Hunter established The Collaborations Agency in 2017, and the agency now represents scores of influencers and other content creators. The talent roster includes Mayo funnyman Garron Noone, who has been latched onto by Keoghs Crisps; Limerick comedian Séamus Lehane, who collaborated with Noone for
content plugging Rockshore beer; travel and adventure creator Marius Monaghan, who has promoted Connected Hubs to his 200,000 TikTok followers; drag queen Davina Devine, who is popular with Boots marketers; and foodie Karol Daly, who is admired by Marks & Spencer.
For marrying brands with influencers, Hunter looks at reach, relevance and resonate factors. “For the brand and creator, I want to marry them on those three points. The best campaign is when a brand wants to collaborate with the content creator and go with their ideas.

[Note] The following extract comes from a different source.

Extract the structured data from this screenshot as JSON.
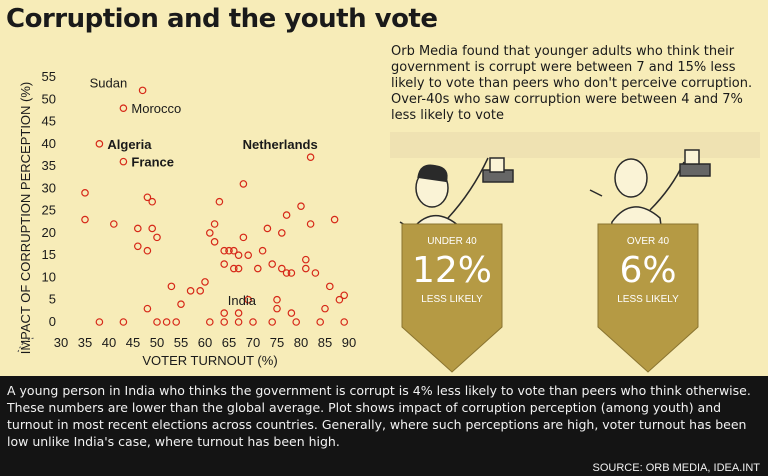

“I always ask the brand, what is your rationale? Why do you want to work with this person? If you won’t let them be who they are, it’s not going to work. Content creators know their audience, so why would you work with this person if you want to change how they are to who you want them to be.
“I’ll give clients examples of content that has worked due to a particular collaboration, and then they get it. When we receive the brief from the client, we share it with the content creator to see if they want to do it. They will come back with a concept, and when that is agreed with the client we’ll shoot it. Once the content is made, we usually only allow for one round of amendments. We’re not shooting an Oscar movie.”
Hunter’s latest initiative is Social Content HQ, a service where her roster of content creators make soft-sell content without necessarily making a personal appearance in the video. The idea is that TikTok and Instagram require a constant feed of videos, and that Hunter’s creative types can churn these out at a lower cost than an advertising agency.
“Our social content creation service is perfect for social media managers and business owners who want to focus on the big picture while leaving the creative heavy lifting to us,” Hunter enthuses. “We take care of everything from ideation and strategic planning to editing, and our services include custom graphics for feed and posts, and snappy videos for Reels or TikToks.”